Creative Work: Roger was an aspiring writer in the 1980s and 1990s. He wrote several plays, short stories and a novel. Some of his work was performed on stage and on the radio. Roger also created visual art and his work was shown at some gallery exhibits in the 1990s. His work was mentioned in an Art in an America magazine article. You can find his written works on the Portfolio page of this site. We will add some of his visual art on the portfolio page at some point.

Share Your Memories

Contribute to Roger's memorial by sharing your cherished memories and testimonials. Your stories help paint a fuller picture of his life and the impact he had on friends and our community. Help us celebrate the life of Roger DeGennaro by leaving a lasting tribute on this page.

Testimonials from friends and family

I met Roger in 1987 through a mutual friend. We soon started dating and were together for 3 years. Roger was handsome, and had a sharp, and sometimes acerbic, wit. He was an aspiring playwright, and he introduced me to the downtown theater scene. We saw a lot of Off Off Broadway shows at places like PS 122, Dixon Place, La Mama, Theater for the New City, and Wow Cafe.  We went to see live music at local venues like the Gas Station, Webster Hall, the Pyramid Club and even the 6BC Garden. The East Village in the late 1980s and early 1990s was a relatively inexpensive place, and we could go out to eat a good meal at the Indian Restaurants on East 6th St. and the Ukrainian and Polish restaurants in the East Village. Yafa Cafe, Cafe Mogador, Sidewalk Cafe, 7A and Life Cafe were also popular places for us to go for brunch.

 

After we broke up, we still enjoyed going to theater and concerts, although there were gaps where we didn't see much of each other.  In more recent years, we would  occasionally meet up at the Boiler Room or the Phoenix Bar, some of Roger's favorite haunts. The past 2 years, Roger often often came to my house to cat sit while I was traveling. He liked getting out of his studio apartment and coming to my place to enjoy the backyard garden. He was an avid gardener, and a longtime member of the garden at 6 and B. He sometimes brought me seeds to plant. I'm glad I have some perennials in my garden to remember him by.

 

I had read a couple of Roger's works when he was alive and seen his play "Pressures of the Flesh" which was really good, but it was only after he passed in February, 2025 that I found out he had written a number of other pieces. I'm glad to be involved in helping to preserve and share his writing with this website. 

Steve Herrick

 


I met Roger around 1980 when we both were undergraduates—he was at Amherst College, and I was then attending the nearby University of Massachusetts at Amherst (I used my nickname Ned then). We were part of a ragtag group of rebellious artistic types who loved English post-punk and new wave, and our lives centered around Main Street Records and the club Rahars in nearby Northampton. Roger was also a DJ at the local college radio, on an overnight shift as I recall. I wasn’t a DJ myself, but I knew them all, which made me “cool” as well. Roger was wickedly funny, and even then, he loved wordplay and Wildean witticisms. Unlike me, he was completely out of the closet. By 1984, most of us left Northampton and we settled in the Lower East Side or East Village. Roger moved into an apartment on Avenue B that had been previously inhabited by a couple from Northampton. Madonna’s brother lived in the building for a while.

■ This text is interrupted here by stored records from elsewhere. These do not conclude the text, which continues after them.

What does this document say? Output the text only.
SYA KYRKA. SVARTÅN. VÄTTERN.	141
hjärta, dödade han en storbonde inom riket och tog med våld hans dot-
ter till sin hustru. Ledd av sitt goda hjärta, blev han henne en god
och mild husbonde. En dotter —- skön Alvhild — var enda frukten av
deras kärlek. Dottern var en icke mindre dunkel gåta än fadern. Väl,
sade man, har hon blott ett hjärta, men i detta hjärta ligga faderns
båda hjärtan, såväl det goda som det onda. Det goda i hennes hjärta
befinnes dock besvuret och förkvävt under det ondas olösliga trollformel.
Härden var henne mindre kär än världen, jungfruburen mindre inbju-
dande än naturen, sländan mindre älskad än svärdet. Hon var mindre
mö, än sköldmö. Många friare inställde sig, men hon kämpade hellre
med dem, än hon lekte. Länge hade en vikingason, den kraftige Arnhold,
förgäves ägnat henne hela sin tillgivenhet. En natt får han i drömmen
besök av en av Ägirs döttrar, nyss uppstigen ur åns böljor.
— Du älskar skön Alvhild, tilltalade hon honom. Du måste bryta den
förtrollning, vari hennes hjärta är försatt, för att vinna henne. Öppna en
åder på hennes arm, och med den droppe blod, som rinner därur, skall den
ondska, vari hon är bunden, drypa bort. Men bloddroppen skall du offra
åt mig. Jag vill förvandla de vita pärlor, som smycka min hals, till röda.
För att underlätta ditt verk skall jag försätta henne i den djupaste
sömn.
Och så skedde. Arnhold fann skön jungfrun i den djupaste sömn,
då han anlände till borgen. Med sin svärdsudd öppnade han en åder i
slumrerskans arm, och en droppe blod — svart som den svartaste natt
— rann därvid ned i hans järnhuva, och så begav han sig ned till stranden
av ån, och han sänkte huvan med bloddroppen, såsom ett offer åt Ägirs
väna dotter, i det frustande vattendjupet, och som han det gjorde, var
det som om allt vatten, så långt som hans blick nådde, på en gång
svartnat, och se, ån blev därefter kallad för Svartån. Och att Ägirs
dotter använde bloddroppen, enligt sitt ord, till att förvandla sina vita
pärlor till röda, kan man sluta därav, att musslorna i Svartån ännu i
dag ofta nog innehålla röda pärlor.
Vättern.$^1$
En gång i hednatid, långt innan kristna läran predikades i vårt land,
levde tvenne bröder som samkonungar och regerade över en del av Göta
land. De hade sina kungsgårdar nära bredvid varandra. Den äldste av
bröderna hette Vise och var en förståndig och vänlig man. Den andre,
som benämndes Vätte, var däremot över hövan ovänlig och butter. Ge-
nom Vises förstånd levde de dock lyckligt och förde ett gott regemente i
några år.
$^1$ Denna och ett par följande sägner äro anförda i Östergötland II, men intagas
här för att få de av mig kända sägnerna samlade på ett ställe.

The neighborhood was changing and in conflict. Art galleries were moving in, drug dealers were being pushed further east to Avenues C and D, new gay bars and clubs were opening. The real estate industry wanted to take over and kick out the queer bohemians and Latinos and make the neighbor safe for Yuppies and NYU undergrads. Roger was a regular at The Bar (now a straight bar) and The Tunnel (now a hardware store). Though raised in an analog world, he handled the transition to the digital easily--he was great at computers, and he worked as a word processor. And always he wrote—I even remember we started a screenplay together…

Roger became committed to his neighborhood--I wasn’t surprised to learn he had become involved with a garden and an art gallery later in his life. Back in the later 80s, he curated a series of poetry and fiction readings at a café. He was also part of a writers’ group that met weekly, and he joined the Columbia Gay Men’s Study Group all the way uptown, which I later joined too. We read Michel Foucault and Gayle Rubin and other writers who formed the basis for Queer Theory. Roger was key in maintaining this group once he joined, which consisted of Columbia students as well as New York City intellectuals and artists. He was active with ACT-UP and Queer Nation, and he was instrumental in starting a branch of the Pink Panthers (a militant civilian street group patrol) in the East Village after an increase in homophobic violence in our neighborhood. I remember him gathering a group of us that he knew from the bars. We met in his apartment, and we trained to go on our protective walks around the queer hangouts. Roger organized. He went to meetings, marched, chanted, patrolled, worked for change. He hated the rightwing and he was astute and unafraid in standing up for his rights and his community. Roger was a force to be reckoned with for sure. And it was tough times and he wasn’t affluent. We lost many friends to AIDS.

Roger’s writing reflected his verbal style: it was witty and clever. But his writing also reflected his underlying attitude for those he cared about—he was sympathetic to the characters he created, and he was loyal to them. Rajah (we sometimes called him that) certainly deserved more notoriety and acclaim during his life, and I am pleased to see his writings posted on this site.

Roger had relationships with some wonderful men while I knew him, but none more lovely than Steve Herrick who has posted his memories of Roger here. I wish that our friendship could have endured those turbulent times, and I was saddened to learn of his death. We shared some wonderful laughs over 20 years of friendship. From this site I sense that Roger was loved and that he continued to find community. I am heartened to see his smile in the photos here.

Ed Miller

 

 

I met Roger on the first day of orientation, and we became friends immediately. Though he was fiercely intelligent, he was also one of the kindest, most unassuming people I’ve ever known. We bonded in particular over our interests in music: I remember an evening spent debating the relative merits of Culture’s Two Sevens Clash versus their Baldhead Bridge album. Roger was also my first openly gay friend, coming as I did from a high school in Tennessee where anybody who was lesbian or gay (quite a few, I’ve since learned) was deep in the closet.

After Amherst, Roger lived on Avenue B in the East Village. He worked as a copy editor and was both a writer of fiction and drama and a visual artist. His play Pressures of the Flesh was produced at the Cooper Square Theatre, and several radio plays were aired on WBAI. I saw Roger a few times over the years, on occasional visits to New York and then a bit more frequently after I moved to New Jersey. We had some quiet dinners together with friends, but we also attended a rowdy rooftop party that had something to do with people who write about the fashion industry.

Since I left Princeton, we’d been in touch on social media and exchanged yearly birthday greetings. In his last greeting, which must have been only a couple of months before his passing in February, he urged me to “Go do something you like.” Life is short, we’re reminded again, and that seems like advice we would all do well to follow every day. 

Jon Wallace (Amherst class of ’82)

 


I will always remember Roger with love and affection. And, I will always deeply miss his company, incomparable intelligence, wit and humor. He was a remarkable, compassionate and wonderful person. Gone far too soon from this Earth, but he touched many lives and lots of stars while he was here. Rest in peace, Rog.